The Crouches weren’t concerned with appearances in the same way as families in town who were trying to nail down their places in the middle class. They wore old clothes and drove old cars. When I thought back on them in the late sixties, I realized that they were ahead of their time. They weren’t materialistic — at least not on a level I understood. They appreciated what was old and handmade and what came from the land. After I graduated from college and left Texas, I thought about the Crouches a lot, and from time to time I dreamed about their house. Nothing happened in the dream except that I wandered through empty rooms, then woke with a feeling of loss.

When I came back to Texas in 1971, I heard that Hondo, Shatzie, and a young man named Guich Koock had made news by buying a town. Luckenbach wasn’t much of a town, and its chief virtue was that it looked old. When you turned off RM Road 1376 onto the even smaller road next to Snail Creek, you had the feeling that you were entering a time warp. On the right was an old rock house; on the left, past the line of cypress trees that grew along the creek, were the ruins of a rusted-out cotton gin. Straight ahead, beyond a slight curve in the road, was the little weather-beaten store, looking like a Norman Rockwell illustration. Benno Eagle, who lived in the rock house and whose family has owned Luckenbach since they started it in 1849, had made few changes on the property. The outside of the store was covered with old signs, and the inside was a random collection of merchandise that looked as if it belonged in an antique shop. Not much of note has happened there since 1865, when a local inventor, Jacob Brodbeck, flew the first airplane fifty feet high for a distance of sixty feet. The plane, powered by a large spring, had no practical value and was long forgotten by the time the Wright brothers made their maiden voyage. Luckenbach was just another country store where German farmers and ranchers stopped in to pick up their mail, drink a beer, and play a game of dominoes. The dance hall across the street from the store was where families had reunions and gave wedding parties.

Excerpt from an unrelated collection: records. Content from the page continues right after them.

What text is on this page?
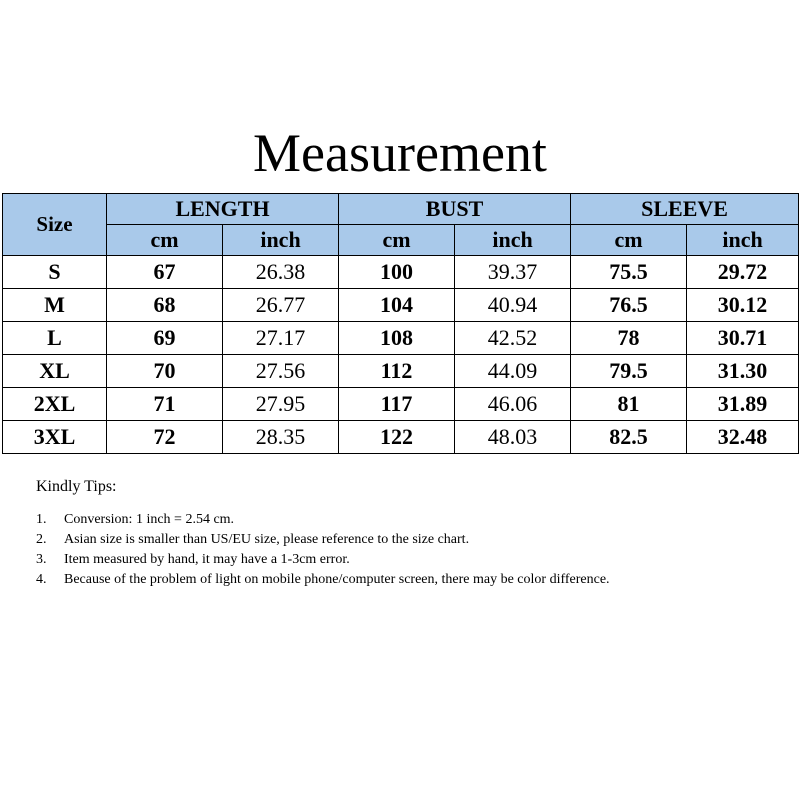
Measurement
Size	LENGTH		BUST		SLEEVE	
	cm	inch	cm	inch	cm	inch
S	67	26.38	100	39.37	75.5	29.72
M	68	26.77	104	40.94	76.5	30.12
L	69	27.17	108	42.52	78	30.71
XL	70	27.56	112	44.09	79.5	31.30
2XL	71	27.95	117	46.06	81	31.89
3XL	72	28.35	122	48.03	82.5	32.48
Kindly Tips:
1. Conversion: 1 inch = 2.54 cm.
2. Asian size is smaller than US/EU size, please reference to the size chart.
3. Item measured by hand, it may have a 1-3cm error.
4. Because of the problem of light on mobile phone/computer screen, there may be color difference.
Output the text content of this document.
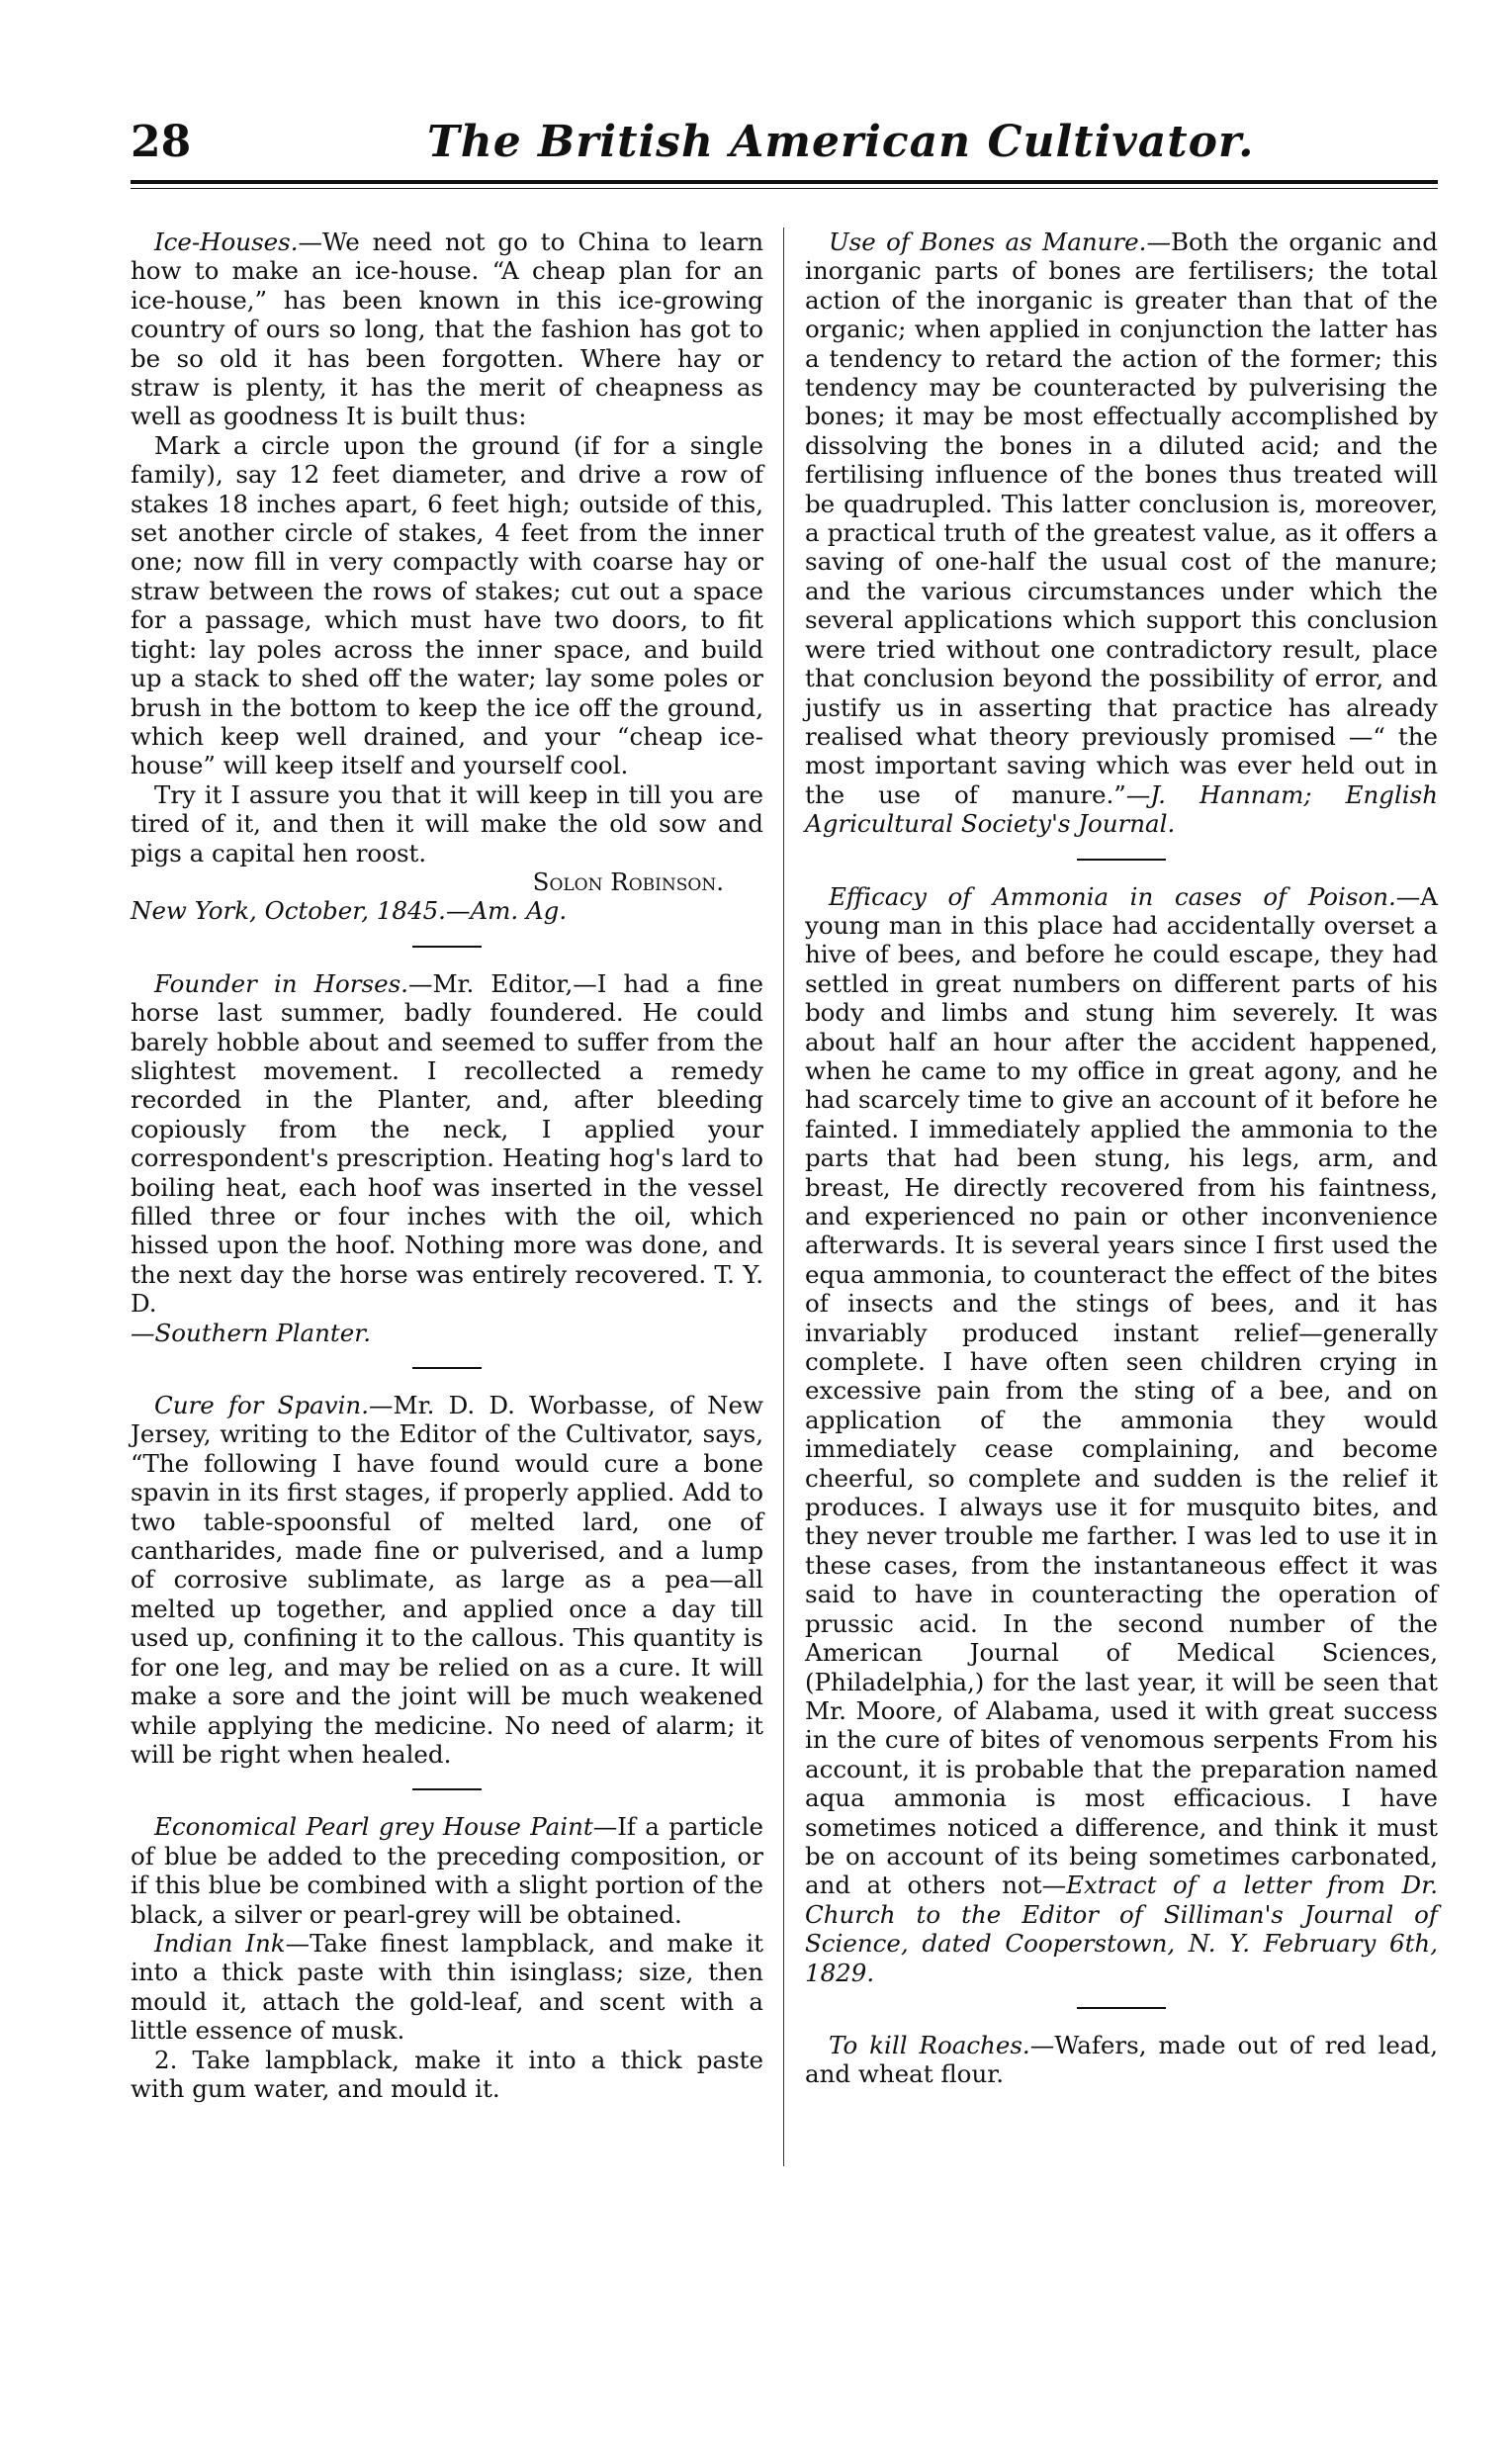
28	The British American Cultivator.

Ice-Houses.—We need not go to China to learn how to make an ice-house. “A cheap plan for an ice-house,” has been known in this ice-growing country of ours so long, that the fashion has got to be so old it has been forgotten. Where hay or straw is plenty, it has the merit of cheapness as well as goodness It is built thus:

Mark a circle upon the ground (if for a single family), say 12 feet diameter, and drive a row of stakes 18 inches apart, 6 feet high; outside of this, set another circle of stakes, 4 feet from the inner one; now fill in very compactly with coarse hay or straw between the rows of stakes; cut out a space for a passage, which must have two doors, to fit tight: lay poles across the inner space, and build up a stack to shed off the water; lay some poles or brush in the bottom to keep the ice off the ground, which keep well drained, and your “cheap ice-house” will keep itself and yourself cool.

Try it I assure you that it will keep in till you are tired of it, and then it will make the old sow and pigs a capital hen roost.

Solon Robinson.

New York, October, 1845.—Am. Ag.

Founder in Horses.—Mr. Editor,—I had a fine horse last summer, badly foundered. He could barely hobble about and seemed to suffer from the slightest movement. I recollected a remedy recorded in the Planter, and, after bleeding copiously from the neck, I applied your correspondent's prescription. Heating hog's lard to boiling heat, each hoof was inserted in the vessel filled three or four inches with the oil, which hissed upon the hoof. Nothing more was done, and the next day the horse was entirely recovered. T. Y. D.

—Southern Planter.

Cure for Spavin.—Mr. D. D. Worbasse, of New Jersey, writing to the Editor of the Cultivator, says, “The following I have found would cure a bone spavin in its first stages, if properly applied. Add to two table-spoonsful of melted lard, one of cantharides, made fine or pulverised, and a lump of corrosive sublimate, as large as a pea—all melted up together, and applied once a day till used up, confining it to the callous. This quantity is for one leg, and may be relied on as a cure. It will make a sore and the joint will be much weakened while applying the medicine. No need of alarm; it will be right when healed.

Economical Pearl grey House Paint—If a particle of blue be added to the preceding composition, or if this blue be combined with a slight portion of the black, a silver or pearl-grey will be obtained.

Indian Ink—Take finest lampblack, and make it into a thick paste with thin isinglass; size, then mould it, attach the gold-leaf, and scent with a little essence of musk.

2. Take lampblack, make it into a thick paste with gum water, and mould it.

Use of Bones as Manure.—Both the organic and inorganic parts of bones are fertilisers; the total action of the inorganic is greater than that of the organic; when applied in conjunction the latter has a tendency to retard the action of the former; this tendency may be counteracted by pulverising the bones; it may be most effectually accomplished by dissolving the bones in a diluted acid; and the fertilising influence of the bones thus treated will be quadrupled. This latter conclusion is, moreover, a practical truth of the greatest value, as it offers a saving of one-half the usual cost of the manure; and the various circumstances under which the several applications which support this conclusion were tried without one contradictory result, place that conclusion beyond the possibility of error, and justify us in asserting that practice has already realised what theory previously promised —“ the most important saving which was ever held out in the use of manure.”—J. Hannam; English Agricultural Society's Journal.

Efficacy of Ammonia in cases of Poison.—A young man in this place had accidentally overset a hive of bees, and before he could escape, they had settled in great numbers on different parts of his body and limbs and stung him severely. It was about half an hour after the accident happened, when he came to my office in great agony, and he had scarcely time to give an account of it before he fainted. I immediately applied the ammonia to the parts that had been stung, his legs, arm, and breast, He directly recovered from his faintness, and experienced no pain or other inconvenience afterwards. It is several years since I first used the equa ammonia, to counteract the effect of the bites of insects and the stings of bees, and it has invariably produced instant relief—generally complete. I have often seen children crying in excessive pain from the sting of a bee, and on application of the ammonia they would immediately cease complaining, and become cheerful, so complete and sudden is the relief it produces. I always use it for musquito bites, and they never trouble me farther. I was led to use it in these cases, from the instantaneous effect it was said to have in counteracting the operation of prussic acid. In the second number of the American Journal of Medical Sciences, (Philadelphia,) for the last year, it will be seen that Mr. Moore, of Alabama, used it with great success in the cure of bites of venomous serpents From his account, it is probable that the preparation named aqua ammonia is most efficacious. I have sometimes noticed a difference, and think it must be on account of its being sometimes carbonated, and at others not—Extract of a letter from Dr. Church to the Editor of Silliman's Journal of Science, dated Cooperstown, N. Y. February 6th, 1829.

To kill Roaches.—Wafers, made out of red lead, and wheat flour.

The Crouches and Guich originally planned to keep Luckenbach just as it was — a sort of “living museum” that would continue to serve the community, as well as cater to the tourists who had started to explore the Hill Country. The first kink in that plan came when the new owners discovered that Benno Engle had failed to tell them that the U.S. Post Office was closing down the Luckenbach station. Without the money that the post office brought in, the store would have a harder time breaking even. They quickly learned, however that Luckenbach, with its funny name and minute size, had instant media appeal. Frank X. Tolbert devoted a column in the Dallas Morning News to the purchase of Luckenbach, and other papers around the state picked up the story. Hondo and Guich capitalized on that appeal by writing humorous press releases about the theft of Luckenbach’s one parking meter (someone thought it was a slot machine) and about their attempt to get air mail by putting a mailbox on top of a flagpole. Newspaper readers in Texas cities were amused and intrigued, and Luckenbach, blessed with both obscurity and growing fame, became a destination for weekend drives. Shatzie, who had been most committed to preservation, dropped out of the venture when she saw how things were going, leaving Hondo and Guich to run Luckenbach as a beer joint. They put on dances some weekends, but people came mainly to drink beer out under the trees in warm weather or around the pot-bellied stove when it was cold.